If you are in a long distance relationship and you don’t know how to deal with the situation, don’t worry ! I know a lot of couples who survived that time and it seems that people online love to share their stories and their advices in that topic as well. I collected the most interesting of them and decided to write about that topic.
First of all, it’s extremely important how did you guys start the relationship – was it the long-distance one since begining ( you met online or somewhere else once but then one of you needed to come back to your city or country ) or were you pursuing a normal relationship and then one of you needed to move out. It is important because in the second case you already built the closure, some habits, you had time to get to know each other perfectly. It is just a temporary change and you know what you’re coming back to. When it comes to the first case, well… If you have seen that person just for few times, most probable it is that you romanticize the relation because of the distance. The distance makes it seem like a mystery that needs to be discovered and the person that is so far away seems flawless, because you don’t deal with her/his disadvanatges. You just deal with all of those great stuff via online. So this is important to think of, how does it look like in reality.
If you are sure that there are serius feelings from both sides, the question is if one of you have a possibiity to move out and make a bigger compromise than the other one. Let’s face it – one of you eventually will have to do it. You can’t be living in long distance relationship for ever, because people need that closure, need that person to share life with. You need to have come common life together. Without it you’re gonna feel this separation that for sure will increase it’s size… One will have to decide to do that move at some point. So it needs to be considered carefully – if this is really what you want and if you’re able to leave your friends, family, job – life, to start somehow new one with that other person. Or if you’ll deal with the sacrifices the other person makes for you when moving to you.

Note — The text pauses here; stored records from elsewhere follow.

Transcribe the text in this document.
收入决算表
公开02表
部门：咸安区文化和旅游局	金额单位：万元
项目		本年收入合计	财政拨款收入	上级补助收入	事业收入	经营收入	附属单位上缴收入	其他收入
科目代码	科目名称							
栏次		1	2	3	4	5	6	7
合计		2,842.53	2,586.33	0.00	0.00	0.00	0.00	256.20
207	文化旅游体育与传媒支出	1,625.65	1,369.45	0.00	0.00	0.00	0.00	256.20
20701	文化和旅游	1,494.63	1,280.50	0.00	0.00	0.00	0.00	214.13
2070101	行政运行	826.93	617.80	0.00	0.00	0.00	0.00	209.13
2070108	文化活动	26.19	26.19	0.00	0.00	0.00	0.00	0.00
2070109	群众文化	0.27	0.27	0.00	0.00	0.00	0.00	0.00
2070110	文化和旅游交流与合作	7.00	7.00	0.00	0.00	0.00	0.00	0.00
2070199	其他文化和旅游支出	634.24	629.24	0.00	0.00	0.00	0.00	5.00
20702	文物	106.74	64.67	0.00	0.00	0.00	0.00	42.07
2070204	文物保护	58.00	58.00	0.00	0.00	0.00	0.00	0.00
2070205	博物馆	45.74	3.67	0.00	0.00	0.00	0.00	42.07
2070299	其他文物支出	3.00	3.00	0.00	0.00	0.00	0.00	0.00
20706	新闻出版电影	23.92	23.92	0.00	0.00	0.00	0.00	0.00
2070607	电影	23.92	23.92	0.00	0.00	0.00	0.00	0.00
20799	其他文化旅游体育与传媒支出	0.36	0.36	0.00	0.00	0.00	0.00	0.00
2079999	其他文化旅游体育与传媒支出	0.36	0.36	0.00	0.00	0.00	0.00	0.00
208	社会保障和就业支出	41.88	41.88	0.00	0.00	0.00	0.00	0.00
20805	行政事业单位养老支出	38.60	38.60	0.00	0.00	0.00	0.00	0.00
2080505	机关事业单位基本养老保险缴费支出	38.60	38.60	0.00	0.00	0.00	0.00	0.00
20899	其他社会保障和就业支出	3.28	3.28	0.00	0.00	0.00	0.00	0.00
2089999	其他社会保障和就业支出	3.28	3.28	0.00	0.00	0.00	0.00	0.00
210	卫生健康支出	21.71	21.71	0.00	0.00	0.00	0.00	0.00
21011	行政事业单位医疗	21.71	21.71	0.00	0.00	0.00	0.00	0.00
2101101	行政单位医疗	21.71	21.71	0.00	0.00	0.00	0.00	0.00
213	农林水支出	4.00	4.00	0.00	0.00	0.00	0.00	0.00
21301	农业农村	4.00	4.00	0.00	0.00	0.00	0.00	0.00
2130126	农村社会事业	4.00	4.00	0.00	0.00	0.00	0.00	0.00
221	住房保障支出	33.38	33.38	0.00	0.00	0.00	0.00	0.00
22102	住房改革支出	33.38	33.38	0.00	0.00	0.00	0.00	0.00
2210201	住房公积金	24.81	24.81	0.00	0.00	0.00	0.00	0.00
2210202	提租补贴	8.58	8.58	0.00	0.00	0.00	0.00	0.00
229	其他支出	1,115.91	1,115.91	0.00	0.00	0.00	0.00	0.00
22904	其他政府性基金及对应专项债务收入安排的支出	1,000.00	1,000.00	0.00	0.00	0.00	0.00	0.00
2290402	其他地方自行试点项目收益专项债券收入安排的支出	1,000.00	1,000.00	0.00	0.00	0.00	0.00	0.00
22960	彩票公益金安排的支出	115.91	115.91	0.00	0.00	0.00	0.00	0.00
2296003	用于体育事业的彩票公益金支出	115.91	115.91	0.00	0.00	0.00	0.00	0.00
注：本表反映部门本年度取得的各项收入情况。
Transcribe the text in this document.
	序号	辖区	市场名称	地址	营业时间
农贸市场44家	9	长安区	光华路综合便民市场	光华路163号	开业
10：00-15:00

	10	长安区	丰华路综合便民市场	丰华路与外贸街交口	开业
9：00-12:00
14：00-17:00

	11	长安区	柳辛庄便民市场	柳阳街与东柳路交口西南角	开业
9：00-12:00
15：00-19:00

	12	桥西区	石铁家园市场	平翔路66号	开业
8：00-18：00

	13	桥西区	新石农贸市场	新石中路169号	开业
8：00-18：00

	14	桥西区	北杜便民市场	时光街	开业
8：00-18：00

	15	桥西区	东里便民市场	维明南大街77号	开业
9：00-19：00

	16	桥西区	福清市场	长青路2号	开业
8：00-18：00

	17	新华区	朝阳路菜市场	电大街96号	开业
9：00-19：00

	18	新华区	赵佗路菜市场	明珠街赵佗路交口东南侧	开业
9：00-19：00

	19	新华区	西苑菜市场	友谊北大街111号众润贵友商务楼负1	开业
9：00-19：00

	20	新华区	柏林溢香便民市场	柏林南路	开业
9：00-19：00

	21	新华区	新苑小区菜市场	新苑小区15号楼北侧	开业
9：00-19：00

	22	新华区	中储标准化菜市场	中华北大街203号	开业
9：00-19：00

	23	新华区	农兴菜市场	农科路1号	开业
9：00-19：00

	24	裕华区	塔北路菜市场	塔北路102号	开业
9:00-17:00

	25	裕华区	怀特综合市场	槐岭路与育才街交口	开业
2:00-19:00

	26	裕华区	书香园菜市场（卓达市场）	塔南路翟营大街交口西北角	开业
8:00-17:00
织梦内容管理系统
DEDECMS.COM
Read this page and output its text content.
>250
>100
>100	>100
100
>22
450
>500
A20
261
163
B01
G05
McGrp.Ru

Connected to what I’ve written above is the question if you see that person as a life-longing partnetr. And so again, the couples who have been together before can quite eaisily answer that question, because they have some experience with each other. They know how they prosper in every day life, how do they deal with some challenges and if they feel nice around each other. So answering that question is not such a big problem and, in that case, distance gives you a favor, because it gives you time to think about your relationship deeper. You can experience a single life at the same time, see how do you feel without your parnter,prove yourself that you can be independent and with all of that then make a decision – if you feel better like this or if you feel better with your parner.
And so besides this one advantage of the distance, there’s one more – the element of separation creates the element of unknown, which leads us to increasing the desire. In love and every single day life we want to get to know that person, cross all of the bridges with him/her to connect. When the distance comes, new bridges are created. We’re separated again, we want to cross the new bridges. That crossing the new bridges, that element of unknown, that element of ” I want you, because I don’t own you” is called the desire. Many people freshed up their relationship because of the distance. The perfectly known person suddenly became somebody that I don’t really know that well, and so I need to get to know her/him.
Some of my and other people’s advices if you need to survive the long distance relationsip ( being of course positive-minding about it and considering everything I wrote above 😉 )
1. Regular visiting
You both need to wait for something in your relationship. You need to move forward and the regular seeing each other will just do that job
2. Suprise each other
An e-mail, a kinky text, a gift sent via post, a nice pic, an expected phone call – all of those things will make the other person feel chills in their bodies because it’s the element of unexpected
Some people really advice it. Me, personally, I don’t like it because as soon as I see my S.O I wanna kiss him or cudlle him, when skype makes it impossible ( yet ). But seeing the other person’s face is a definitely good thing, so you should try this thing up for sure
4. Skype sex
This is a must. While just a normal convo might be seeming quite boring, the skype sex is definitely an exciting thing. And the only way ( besides texts ) to have sex with that person at the same time… Well, technically it’s a masturbation, but you see my point
And so… Those are my advices when it comes to long distance relationships. DON’T GIVE UP ! It’s not the end of the world. Even though it’s not an easy situation, it brings a lot of advantages as well. Stay positive, stay in love.